Using a legacy soil sample to develop a mid-IR spectral library

R. A. Viscarra Rossel A B C , Y. S. Jeon B , I. O. A. Odeh B and A. B. McBratney A B
A Australian Centre for Precision Agriculture, Faculty of Agriculture, Food & Natural Resources, The University of Sydney, NSW 2006, Australia.

B Faculty of Agriculture, Food & Natural Resources, The University of Sydney, NSW 2006, Australia.

C Corresponding author. Email: r.viscarra-rossel@usyd.edu.au

Australian Journal of Soil Research 46(1) 1-16 https://doi.org/10.1071/SR07099
Submitted: 13 July 2007  Accepted: 21 November 2007   Published: 8 February 2008


This paper describes the development of a diffuse reflectance spectral library from a legacy soil sample. When developing a soil spectral library, it is important to consider the number of samples that are needed to adequately describe the soil variability in the region in which the library is to be used; the manner in which the soil is sampled, handled, prepared, stored, and scanned; and the reference analytical procedures used. As with any type of modelling, the dictum is ‘garbage in = garbage out’ and hopefully the converse ‘quality in = quality out’. The aims of this paper are to: (i) develop a soil mid infrared (mid-IR) diffuse reflectance spectral library for cotton-growing regions of eastern Australia from a legacy soil sample, (ii) derive soil spectral calibrations for the prediction of soil properties with uncertainty, and (iii) assess the accuracy of the predictions and populate the legacy soil database with good quality information. A scheme for the construction and use of this spectral library is presented. A total of 1878 soil samples from different layers were scanned.

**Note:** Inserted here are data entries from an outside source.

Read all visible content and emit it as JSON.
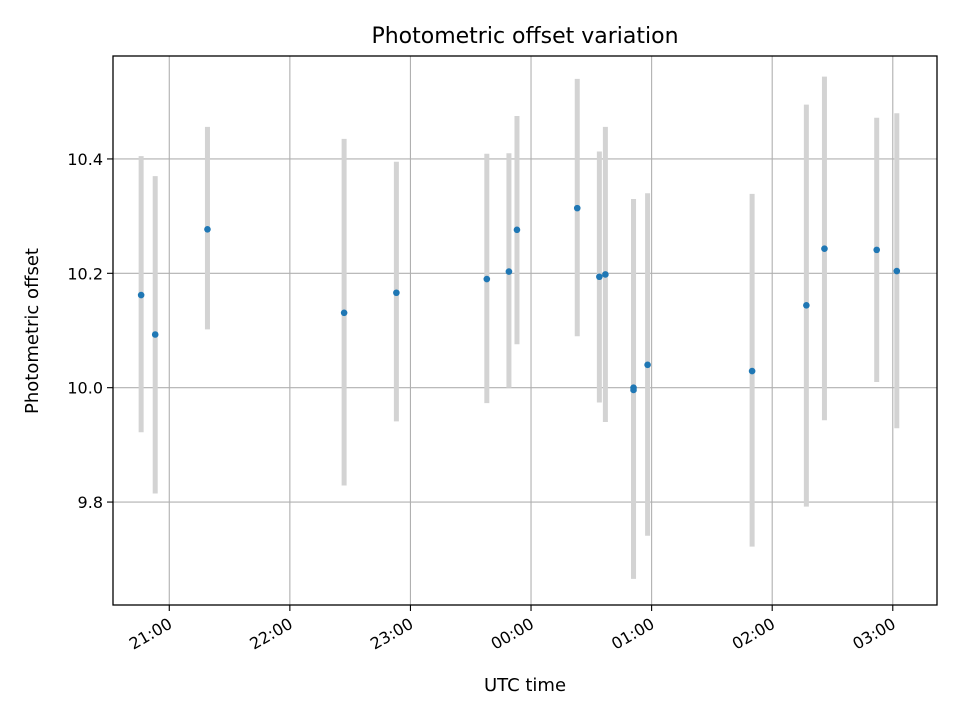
{
  "chart_data": {
    "type": "scatter",
    "title": "Photometric offset variation",
    "xlabel": "UTC time",
    "ylabel": "Photometric offset",
    "x_ticks": [
      "21:00",
      "22:00",
      "23:00",
      "00:00",
      "01:00",
      "02:00",
      "03:00"
    ],
    "y_ticks": [
      "9.8",
      "10.0",
      "10.2",
      "10.4"
    ],
    "y_tick_values": [
      9.8,
      10.0,
      10.2,
      10.4
    ],
    "xlim": [
      "20:32",
      "03:22"
    ],
    "ylim": [
      9.62,
      10.58
    ],
    "grid": true,
    "error_bar_color": "#d3d3d3",
    "point_color": "#1f77b4",
    "points": [
      {
        "x": "20:46",
        "y": 10.162,
        "lo": 9.922,
        "hi": 10.405
      },
      {
        "x": "20:53",
        "y": 10.093,
        "lo": 9.815,
        "hi": 10.37
      },
      {
        "x": "21:19",
        "y": 10.277,
        "lo": 10.102,
        "hi": 10.456
      },
      {
        "x": "22:27",
        "y": 10.131,
        "lo": 9.829,
        "hi": 10.435
      },
      {
        "x": "22:53",
        "y": 10.166,
        "lo": 9.941,
        "hi": 10.395
      },
      {
        "x": "23:38",
        "y": 10.19,
        "lo": 9.973,
        "hi": 10.409
      },
      {
        "x": "23:49",
        "y": 10.203,
        "lo": 10.0,
        "hi": 10.41
      },
      {
        "x": "23:53",
        "y": 10.276,
        "lo": 10.076,
        "hi": 10.475
      },
      {
        "x": "00:23",
        "y": 10.314,
        "lo": 10.09,
        "hi": 10.54
      },
      {
        "x": "00:34",
        "y": 10.194,
        "lo": 9.974,
        "hi": 10.413
      },
      {
        "x": "00:37",
        "y": 10.198,
        "lo": 9.94,
        "hi": 10.456
      },
      {
        "x": "00:51",
        "y": 10.0,
        "lo": 9.666,
        "hi": 10.33
      },
      {
        "x": "00:51",
        "y": 9.996,
        "lo": 9.666,
        "hi": 10.33
      },
      {
        "x": "00:58",
        "y": 10.04,
        "lo": 9.741,
        "hi": 10.34
      },
      {
        "x": "01:50",
        "y": 10.029,
        "lo": 9.722,
        "hi": 10.339
      },
      {
        "x": "02:17",
        "y": 10.144,
        "lo": 9.792,
        "hi": 10.495
      },
      {
        "x": "02:26",
        "y": 10.243,
        "lo": 9.943,
        "hi": 10.544
      },
      {
        "x": "02:52",
        "y": 10.241,
        "lo": 10.01,
        "hi": 10.472
      },
      {
        "x": "03:02",
        "y": 10.204,
        "lo": 9.929,
        "hi": 10.48
      }
    ]
  }
}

They originated from the Upper Namoi, Namoi, and Gwydir Valley catchments of north-western New South Wales (NSW) and the McIntyre region of southern Queensland (Qld). A conditioned Latin hypercube sampling (cLHS) scheme was used to sample the spectral data space and select 213 representative samples for laboratory soil analyses. Using these data, partial least-squares regression (PLSR) was used to construct the calibration models, which were validated internally using cross validation and externally using an independent test dataset. Models for organic C (OC), cation exchange capacity (CEC), clay content, exchangeable Ca, total N (TN), total C (TC), gravimetric moisture content θg, total sand and exchangeable Mg were robust and produced accurate results (R2adj. > 0.75 for both cross and test set validations). The root mean squared error (RMSE) of mid-IR-PLSR predictions was compared to those from (blind) duplicate laboratory measurements. Mid-IR-PLSR produced lower RMSE values for soil OC, clay content, and θg. Finally, bootstrap aggregation-PLSR (bagging-PLSR) was used to predict soil properties with uncertainty for the entire library, thus repopulating the legacy soil database with good quality soil information.

Additional keywords: mid-IR diffuse reflectance spectroscopy, spectral library, partial least squares regression, bagging-PLSR, legacy soil data.


We wish to acknowledge the Cotton Catchment and Communities CRC (CCC CRC) and the Grains Research and Development Corporation (GRDC) for their financial support.